Весь следующий день и весь вечер мы только ели и пили. Давно уже мне казалось, что в одного человека столько не входит, однако вошло. Это была какая-то моральная дезинтоксикация, род самоутверждения, подвид обретения. Того, что ты съел, у тебя уже не отнимут, не станут бить ногами в живот и не заставят выблевать. Я ел и чувствовал, как становился все свободнее и свободнее. И спокойнее. С набитым пузом можно протянуть еще какое-то время. Вечер настал быстро, а мы пока еще были на салатах и остатках утки, впереди гусь, язык, бараньи тефтели, хумус, фалафель, хумус Руке особенно удался, шампанское, водка, пиво, красное вино и настойки.

— Ты сошел с ума, — говорила Рука, я не возражал.

Сестра звонила из России через вибер, требовала, чтобы мы посмотрели в ее камеру, мы смотрели, заснеженные просторы волжских городов, где-то под Рыбинском она и ее друг искали мемориальный камень жертвам режима, камень находился в лесу, бел-горюч по всей видимости, на одной из росстаней абориген сказал: налево пансионат, направо зона — или наоборот, налево зона, направо пансионат, не ошибетесь, заборы-то разные, — Руке захотелось в Россию, мне тоже, но туда было не попасть, найдите там нашего, кричал я, он единственный девяностолетний еврей-танкист в Угличе, последний, кто может хоть что-то рассказать о прадедушке, он, наверно, уже умер, но вы приезжайте, смеялась сестра, приедем, кричал я, только коротко, у нас завтра поезд на Марракеш.

— Поезд, — удивлялась сестра, — из Берлина?

— Нет, из Углича, второй путь, третья платформа.

В ноутбуке пел Стинг, мечтая о дожде, мечтая об огне, он ехал в клуб, а они отняли у нас клубы, они отняли даже бары, эти дымные места с розами желтого света, где за кружкой пива и рюмкой водки можно слушать простые слова, положенные на простую музыку, внезапно поворачивающие мир под таким углом, под каким ты никогда не видел ни этот мир, ни что-либо другое, а потом возвращающие его обратно, они напринимали законов столько, что невозможно жить, на востоке воздух иначе пахнет, — сказала Рука, — вирус отрезает восток от запада, — сказал я.

— Пойдем, — сказала Рука, — пойдем пускать огненный дождь.
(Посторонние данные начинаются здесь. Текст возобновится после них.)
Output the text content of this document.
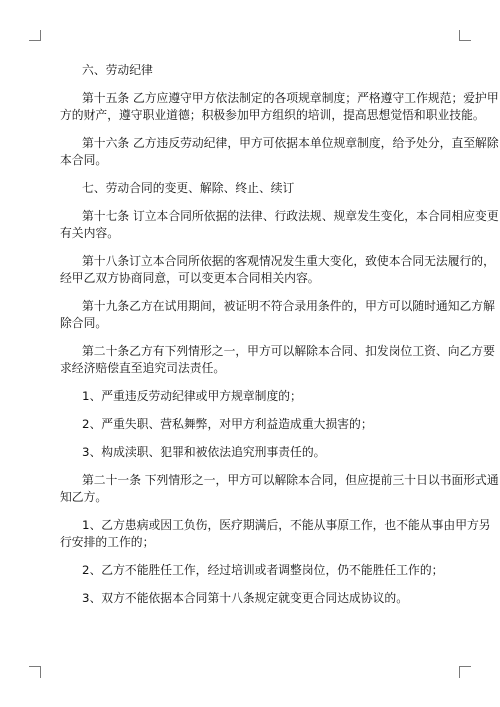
六、劳动纪律

第十五条 乙方应遵守甲方依法制定的各项规章制度；严格遵守工作规范；爱护甲

方的财产，遵守职业道德；积极参加甲方组织的培训，提高思想觉悟和职业技能。

第十六条 乙方违反劳动纪律，甲方可依据本单位规章制度，给予处分，直至解除

本合同。

七、劳动合同的变更、解除、终止、续订

第十七条 订立本合同所依据的法律、行政法规、规章发生变化，本合同相应变更

有关内容。

第十八条订立本合同所依据的客观情况发生重大变化，致使本合同无法履行的，

经甲乙双方协商同意，可以变更本合同相关内容。

第十九条乙方在试用期间，被证明不符合录用条件的，甲方可以随时通知乙方解

除合同。

第二十条乙方有下列情形之一，甲方可以解除本合同、扣发岗位工资、向乙方要

求经济赔偿直至追究司法责任。

1、严重违反劳动纪律或甲方规章制度的；

2、严重失职、营私舞弊，对甲方利益造成重大损害的；

3、构成渎职、犯罪和被依法追究刑事责任的。

第二十一条 下列情形之一，甲方可以解除本合同，但应提前三十日以书面形式通

知乙方。

1、乙方患病或因工负伤，医疗期满后，不能从事原工作，也不能从事由甲方另

行安排的工作的；

2、乙方不能胜任工作，经过培训或者调整岗位，仍不能胜任工作的；

3、双方不能依据本合同第十八条规定就变更合同达成协议的。
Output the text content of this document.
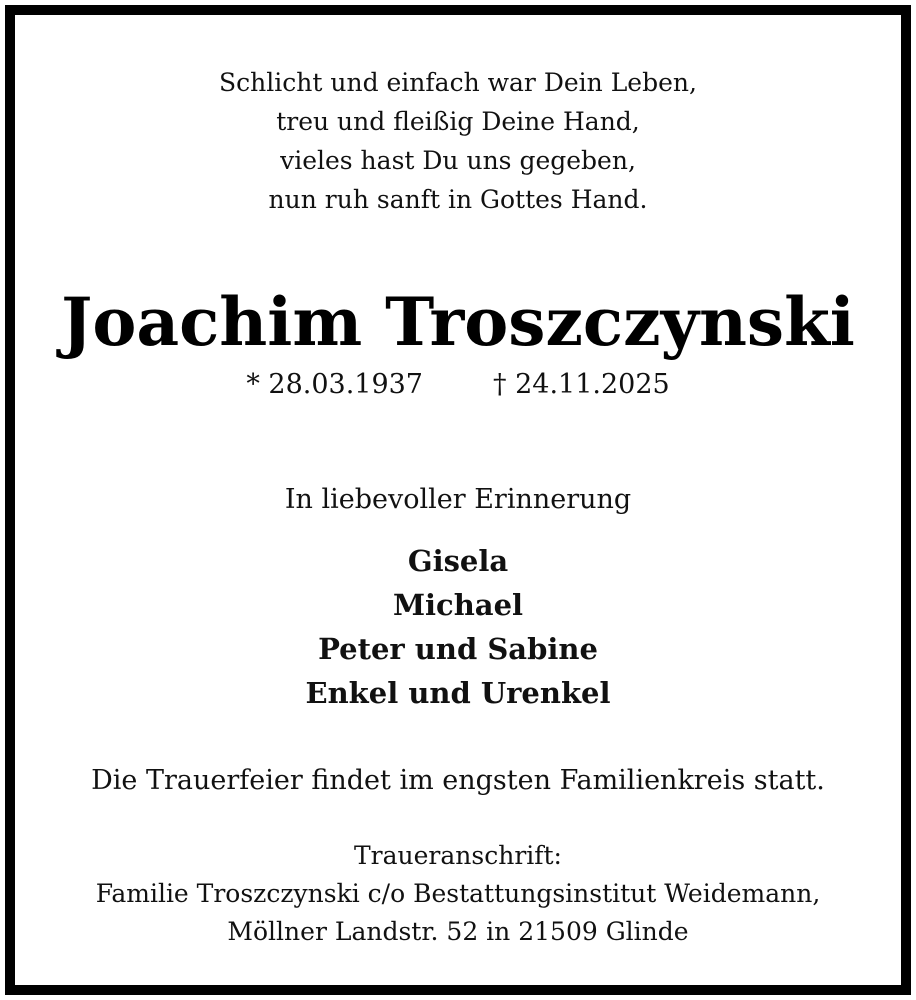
Schlicht und einfach war Dein Leben,
treu und fleißig Deine Hand,
vieles hast Du uns gegeben,
nun ruh sanft in Gottes Hand.
Joachim Troszczynski
* 28.03.1937	† 24.11.2025
In liebevoller Erinnerung
Gisela
Michael
Peter und Sabine
Enkel und Urenkel
Die Trauerfeier findet im engsten Familienkreis statt.
Traueranschrift:
Familie Troszczynski c/o Bestattungsinstitut Weidemann,
Möllner Landstr. 52 in 21509 Glinde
Вновь позвонила сестра, она забыла рассказать сон: мы приехали на дедушкину дачу, я смотрю в небо и вижу реальную ракету, немного модифицированную под звездные войны, летящую горизонтально, я зову тебя, мы вместе смотрим, как она приземляется, уже вертикально, где-то за лесом, в этот момент на море, которое находится по диагонали, сразу за Грибной и Торфяной, поднимаются волны и затапливают близлежащие участки, у нас воды по колено, но место, где мы играли в ножички и стоял стол, остается сухим, вода потихоньку уходит и становится по щиколотку, приплывают один эсминец и один миноносец со стороны канавы на Лесной, оттуда выходят два по восемь человек или по двенадцать, не помню, они приплыли на борьбу со стихией и должны пройти через наш дом, на клумбе перед домом, где растет ирга, спят Карл и Клара, тетка заперлась в дедушкиной комнате, моряки выстроились в очередь и проходят в дом через измерение температуры, ко лбу или к запястью, они входят, а выходят через маленькую пристройку, ту, что была красного цвета, и идут друг за другом в огород, кто-то спрашивает наш адрес, я к воротам, на внутренней стороне висит табличка с названием улицы, не помню, каким, и номером дома, море больше не волнуется, ты ходишь, стараясь не наступать в лужи, а только по сухим островкам, ракета, стоящая вертикально, все еще видна за лесом, ночь, начинают падать звезды, мы смотрим в небо.

За это время я успеваю одеться, Рука одевается за тридцать секунд, как в армии, наш личный фейерверк невелик, десять «маленьких драконов» и пять средних «вулканов», контрабанда из Щецина, мы идем, проходим дом экологов — два электрокара во дворе, проходим дом пижонов — спортивный кабриолет криво стоит на проезжей части, проходим дом безумных родителей — участок усыпан горками, батутами, вигвамами на лесенках, наши выстрелы на пустыре пугают группу гуляющих, а нас не впечатляют.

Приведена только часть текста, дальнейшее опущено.